1 "Não é pesado o labor do homem na terra?
Não são os seus dias como os de um assalariado?
2 Como o escravo que anseia pelas sombras do entardecer,
ou como o assalariado que espera ansioso pelo pagamento,
3 assim me deram meses de ilusão
e me destinaram noites de desgraça.
4 Quando me deito, fico pensando:
‘Quanto vai demorar para eu me levantar?’.
A noite se arrasta, e eu fico me virando na cama
até o amanhecer.
5 O meu corpo está coberto de vermes e cascas de ferida;
a minha pele está rachada e vertendo pus.
6 "Os meus dias correm mais depressa que a lançadeira do tecelão
e chegam ao fim sem nenhuma esperança.
7 Lembra‑te, ó Deus, de que a minha vida não passa de um sopro;
de que os meus olhos jamais tornarão a ver a felicidade.
8 Os olhos de quem agora me vê nunca mais me enxergarão;
o teu olhar estará sobre mim, mas já não existirei.
9 Como a nuvem se esvai e desaparece,
assim quem desce à sepultura não retorna.
10 Nunca mais voltará ao seu lar;
a sua habitação nunca mais o conhecerá.
11 "Por isso, não me calo.
Na aflição do meu espírito, desabafarei;
na amargura da minha alma, farei as minhas queixas.

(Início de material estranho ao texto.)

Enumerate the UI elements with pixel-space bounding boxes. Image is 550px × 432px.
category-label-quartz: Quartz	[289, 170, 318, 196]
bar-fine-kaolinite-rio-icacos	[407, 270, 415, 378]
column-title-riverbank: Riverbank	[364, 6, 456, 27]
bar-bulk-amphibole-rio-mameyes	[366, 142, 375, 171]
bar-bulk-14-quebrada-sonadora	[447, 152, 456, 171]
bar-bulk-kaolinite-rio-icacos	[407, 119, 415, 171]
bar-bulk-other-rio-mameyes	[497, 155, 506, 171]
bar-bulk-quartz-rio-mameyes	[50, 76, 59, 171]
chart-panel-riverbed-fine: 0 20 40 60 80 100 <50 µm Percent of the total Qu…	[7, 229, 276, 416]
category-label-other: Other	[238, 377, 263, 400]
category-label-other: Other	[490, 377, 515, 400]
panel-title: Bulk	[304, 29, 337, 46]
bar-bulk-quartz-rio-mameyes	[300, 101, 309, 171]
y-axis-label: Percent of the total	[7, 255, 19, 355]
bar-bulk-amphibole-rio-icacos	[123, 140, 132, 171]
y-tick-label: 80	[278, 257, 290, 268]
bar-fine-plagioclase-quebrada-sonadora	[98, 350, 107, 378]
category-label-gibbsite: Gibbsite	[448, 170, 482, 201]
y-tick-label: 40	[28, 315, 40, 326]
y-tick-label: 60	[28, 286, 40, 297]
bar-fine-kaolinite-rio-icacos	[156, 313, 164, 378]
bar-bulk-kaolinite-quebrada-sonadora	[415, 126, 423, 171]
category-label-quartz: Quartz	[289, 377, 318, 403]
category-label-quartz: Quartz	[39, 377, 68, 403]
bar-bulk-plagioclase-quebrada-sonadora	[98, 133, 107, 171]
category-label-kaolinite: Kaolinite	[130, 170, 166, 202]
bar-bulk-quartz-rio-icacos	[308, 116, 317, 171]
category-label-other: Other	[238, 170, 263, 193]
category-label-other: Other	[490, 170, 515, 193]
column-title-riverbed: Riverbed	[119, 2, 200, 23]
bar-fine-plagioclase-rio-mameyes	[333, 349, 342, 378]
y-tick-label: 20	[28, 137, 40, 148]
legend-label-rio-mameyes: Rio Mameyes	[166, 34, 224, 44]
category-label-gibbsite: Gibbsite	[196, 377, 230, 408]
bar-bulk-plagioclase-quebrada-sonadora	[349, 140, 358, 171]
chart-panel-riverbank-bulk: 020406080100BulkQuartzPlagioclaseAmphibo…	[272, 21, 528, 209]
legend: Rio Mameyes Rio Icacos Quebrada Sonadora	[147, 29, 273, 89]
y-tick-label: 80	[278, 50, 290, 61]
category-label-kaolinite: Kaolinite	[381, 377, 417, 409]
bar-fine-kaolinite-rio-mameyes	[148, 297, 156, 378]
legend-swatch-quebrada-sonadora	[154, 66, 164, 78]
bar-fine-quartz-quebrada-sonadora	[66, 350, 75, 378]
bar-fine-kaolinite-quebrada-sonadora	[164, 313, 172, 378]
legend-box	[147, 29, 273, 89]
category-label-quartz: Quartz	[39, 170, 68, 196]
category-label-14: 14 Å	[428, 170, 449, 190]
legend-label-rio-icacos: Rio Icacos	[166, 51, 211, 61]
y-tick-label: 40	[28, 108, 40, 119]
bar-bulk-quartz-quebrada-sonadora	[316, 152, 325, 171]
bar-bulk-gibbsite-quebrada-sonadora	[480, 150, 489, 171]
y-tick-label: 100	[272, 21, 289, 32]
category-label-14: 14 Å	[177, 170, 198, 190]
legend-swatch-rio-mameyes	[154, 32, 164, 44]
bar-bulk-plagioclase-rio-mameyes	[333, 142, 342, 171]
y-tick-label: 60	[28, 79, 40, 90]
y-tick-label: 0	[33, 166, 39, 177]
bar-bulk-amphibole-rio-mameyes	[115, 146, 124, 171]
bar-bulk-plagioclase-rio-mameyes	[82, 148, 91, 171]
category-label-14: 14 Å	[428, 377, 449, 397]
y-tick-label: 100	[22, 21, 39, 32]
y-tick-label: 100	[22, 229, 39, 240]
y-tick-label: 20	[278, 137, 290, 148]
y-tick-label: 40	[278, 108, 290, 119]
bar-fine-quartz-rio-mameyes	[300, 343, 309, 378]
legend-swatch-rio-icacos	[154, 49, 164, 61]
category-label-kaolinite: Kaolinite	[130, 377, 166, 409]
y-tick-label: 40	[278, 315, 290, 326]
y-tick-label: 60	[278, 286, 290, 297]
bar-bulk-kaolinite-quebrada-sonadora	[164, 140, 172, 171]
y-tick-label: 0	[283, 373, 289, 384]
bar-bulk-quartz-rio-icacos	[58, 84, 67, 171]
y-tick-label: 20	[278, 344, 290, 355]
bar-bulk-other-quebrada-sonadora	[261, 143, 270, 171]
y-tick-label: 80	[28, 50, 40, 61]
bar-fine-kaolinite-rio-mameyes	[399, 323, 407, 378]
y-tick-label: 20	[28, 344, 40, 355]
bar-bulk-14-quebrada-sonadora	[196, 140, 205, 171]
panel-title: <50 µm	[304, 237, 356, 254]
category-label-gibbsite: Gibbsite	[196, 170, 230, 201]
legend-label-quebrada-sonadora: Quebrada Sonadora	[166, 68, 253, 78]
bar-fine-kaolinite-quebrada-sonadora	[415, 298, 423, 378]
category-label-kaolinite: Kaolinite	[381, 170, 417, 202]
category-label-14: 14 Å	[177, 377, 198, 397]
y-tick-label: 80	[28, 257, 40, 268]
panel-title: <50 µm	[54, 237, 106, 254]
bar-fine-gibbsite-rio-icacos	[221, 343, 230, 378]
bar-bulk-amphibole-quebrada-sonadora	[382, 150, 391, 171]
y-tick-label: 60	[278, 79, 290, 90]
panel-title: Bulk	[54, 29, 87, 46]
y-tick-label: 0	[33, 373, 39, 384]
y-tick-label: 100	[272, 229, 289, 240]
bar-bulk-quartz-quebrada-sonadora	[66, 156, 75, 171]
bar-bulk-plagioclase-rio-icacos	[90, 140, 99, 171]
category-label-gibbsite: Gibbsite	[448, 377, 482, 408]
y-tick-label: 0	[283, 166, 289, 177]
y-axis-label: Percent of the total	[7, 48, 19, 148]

12 Sou eu o mar, ou uma serpente marinha,
para que me ponhas sob guarda?
13 Quando penso que a minha cama me consolará
e que o meu leito aliviará a minha queixa,
14 mesmo aí me assustas com sonhos
e me aterrorizas com visões.
15 É melhor ser estrangulado e morrer
do que continuar vivendo neste meu corpo;
16 sinto desprezo pela minha vida!
Não desejo viver para sempre;
deixa‑me em paz, pois os meus dias não têm sentido.
17 "Que é o homem,
para que lhe dês importância e atenção,
18 para que o examines a cada manhã
e o proves a cada instante?
19 Nunca desviarás de mim o teu olhar?
Nunca me deixarás a sós nem por um instante?
20 Se pequei, que mal te causei, ó tu, que vigias os homens?
Por que me tornaste o teu alvo?
Acaso tornei‑me um fardo para ti?
21 Por que não perdoas as minhas ofensas
e não apagas os meus pecados?
Pois logo me deitarei no pó;
tu me procurarás, mas já não existirei".
1 A humanidade é obrigada a lutar.
A vida duma pessoa é longa e dura;
os seus dias são semelhantes aos dum assalariado.
2 É como um escravo que suspira pela sombra, pelo fim do dia;
como um assalariado, que suspira pelo seu salário.
3 A mim também me deram meses de frustração,
com longas e pesadas noites.
4 Quando vou para a cama penso:
‘Oh! Se fosse já de manhã!’
E assim me agito até que o Sol nasce.
5 Tenho a pele cheia de vermes e de terra;
A minha carne abre-se com chagas, cheias de pus.
6 Os meus dias passam mais rápido
que a lançadeira do tecelão que não para;
um segue-se ao outro sem esperança alguma.
7 Lembra-te de que a minha vida é como o vento que passa sem deixar rasto;
nada fica de bom.
8 Estão a ver-me, neste momento,
mas não será por muito mais tempo;
em breve estarão a ver apenas um morto.
9 Da mesma forma que a nuvem se desfaz e desaparece,
assim os que descem ao mundo dos mortos, se vão para sempre.
10 Vão-se para sempre das suas famílias, dos seus lares;
nunca mais serão vistos.
11 Ah! Deixa-me expressar a minha angústia!
Quero sentir-me livre para dizer
toda a amargura que me vai na alma.
12 Ó Deus, serei eu o mar ou algum grande animal marinho,
para que ponhas um guarda sempre a meu lado?
13 Tento esquecer a minha miséria no sono.
14 Mas tu horrorizas-me com pesadelos.
15 Preferia antes morrer estrangulado,
a continuar a viver sempre assim.
16 Desprezo a minha vida;
não quero viver para sempre!
Deixa-me sozinho,
pois os meus dias não têm sentido.
17 Que vale um simples homem,
para que lhe dês tanta atenção?
18 Será obrigatório que sejas o seu inquisidor logo de manhã
e fiques a experimentá-lo cada momento do dia?
19 Porque não me deixas só,
nem mesmo o tempo de engolir a saliva?
20 Feriu-te o meu pecado, ó meu Deus, guarda da humanidade?
Por que razão fizeste de mim o teu alvo preferido,
tornando-me a vida num pesado fardo?
21 Porque não perdoas, enfim, o meu pecado
e não o atiras para longe?
Porque em breve jazerei debaixo da terra, morto;
quando forem à minha procura, já terei desaparecido."